On May 1, 2012, an update to the game titled Mari0: Special Edition was announced. It was planned to feature the originally delayed online multiplayer along with several other features for use in custom levels such as vertical maps, custom characters, and more elements from Portal 2. Several beta versions were uploaded to the Stabyourself.net forums in early 2014 for the community to give feedback on. Each beta was tagged with a date, a build number, and sometimes a code name which would usually describe the changes in that build. Development seemed to stop, however, after the 9th build, "enemies", was published on March 8, 2014. After over a year of silence about the update, the team confirmed it was cancelled on August 12, 2015.

On September 27, 2017, Guégan began to rewrite Mari0 as Nintendo 3DS homebrew. As the device utilizes a mobile processor, extra care had to be put in to ensuring the game was highly performant. On January 1, 2018, he dropped support for the 3DS due to the homebrew platform's immaturity and shifted his focus towards recreating Super Mario Bros. 3 with portals for PC platforms. It was at this time that the project assumed the name Mari0 2, sometimes known internally and within the community as Mari3. It was also around this time that Maurice began regularly streaming his development progress on Twitch. The game features what the team described as a "massive upgrade to the portal system" which allows portals to be used with the newly added sloped surfaces and overhauls their visual design.
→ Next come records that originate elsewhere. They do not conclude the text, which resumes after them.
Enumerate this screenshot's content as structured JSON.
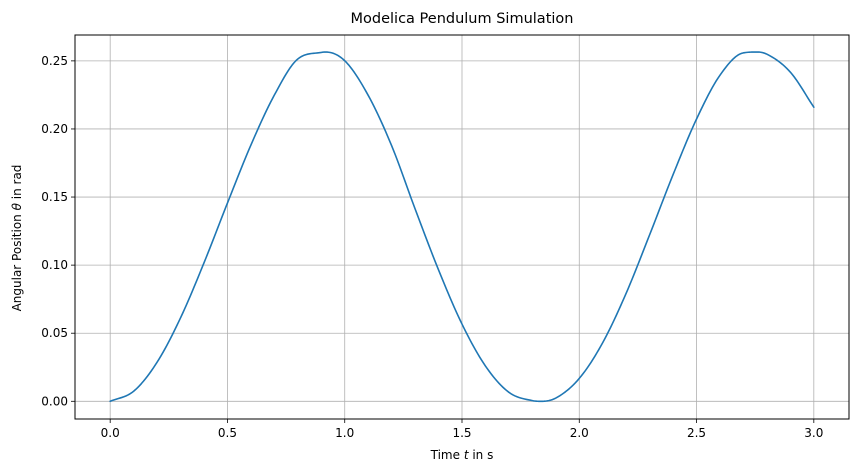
{
  "chart_data": {
    "type": "line",
    "title": "Modelica Pendulum Simulation",
    "xlabel": {
      "prefix": "Time ",
      "symbol": "t",
      "suffix": " in s"
    },
    "ylabel": {
      "prefix": "Angular Position ",
      "symbol": "θ",
      "suffix": " in rad"
    },
    "xlim": [
      -0.15,
      3.15
    ],
    "ylim": [
      -0.013,
      0.269
    ],
    "grid": true,
    "legend": "none",
    "x_ticks": [
      {
        "value": 0.0,
        "label": "0.0"
      },
      {
        "value": 0.5,
        "label": "0.5"
      },
      {
        "value": 1.0,
        "label": "1.0"
      },
      {
        "value": 1.5,
        "label": "1.5"
      },
      {
        "value": 2.0,
        "label": "2.0"
      },
      {
        "value": 2.5,
        "label": "2.5"
      },
      {
        "value": 3.0,
        "label": "3.0"
      }
    ],
    "y_ticks": [
      {
        "value": 0.0,
        "label": "0.00"
      },
      {
        "value": 0.05,
        "label": "0.05"
      },
      {
        "value": 0.1,
        "label": "0.10"
      },
      {
        "value": 0.15,
        "label": "0.15"
      },
      {
        "value": 0.2,
        "label": "0.20"
      },
      {
        "value": 0.25,
        "label": "0.25"
      }
    ],
    "series": [
      {
        "color": "#1f77b4",
        "x": [
          0.0,
          0.1,
          0.2,
          0.3,
          0.4,
          0.5,
          0.6,
          0.7,
          0.8,
          0.9,
          0.918,
          1.0,
          1.1,
          1.2,
          1.3,
          1.4,
          1.5,
          1.6,
          1.7,
          1.8,
          1.84,
          1.9,
          2.0,
          2.1,
          2.2,
          2.3,
          2.4,
          2.5,
          2.6,
          2.7,
          2.76,
          2.8,
          2.9,
          3.0
        ],
        "y": [
          0.0,
          0.0074,
          0.0287,
          0.0613,
          0.1017,
          0.1456,
          0.1882,
          0.2249,
          0.2514,
          0.2562,
          0.2565,
          0.2501,
          0.2247,
          0.1877,
          0.1413,
          0.0965,
          0.0567,
          0.0259,
          0.0066,
          0.0005,
          0.0,
          0.0024,
          0.0168,
          0.0431,
          0.0794,
          0.1223,
          0.1665,
          0.2073,
          0.2395,
          0.2559,
          0.2565,
          0.2549,
          0.2417,
          0.216
        ]
      }
    ]
  },
  "colors": {
    "line": "#1f77b4",
    "grid": "#b0b0b0",
    "axes": "#000000",
    "background": "#ffffff"
  }
}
On January 4, 2022, the game was uploaded to a public GitHub repository under the MIT License. In December 2022, the team stated that the game was very early in development and may never be released.

== Reception ==
Mari0 has been covered on various technology and video game websites. It has gained a lot of attention on sites such as YouTube and Reddit. The game has been well received on various video game blog sites. John Walker of Rock Paper Shotgun stated "If it doesn't make you gasp and want to post it to the rest of the internet, then I simply don't understand you." It was covered by Wired and Joystiq.

One year after the release, the game had accumulated 1.6 million downloads from the website according to the developers.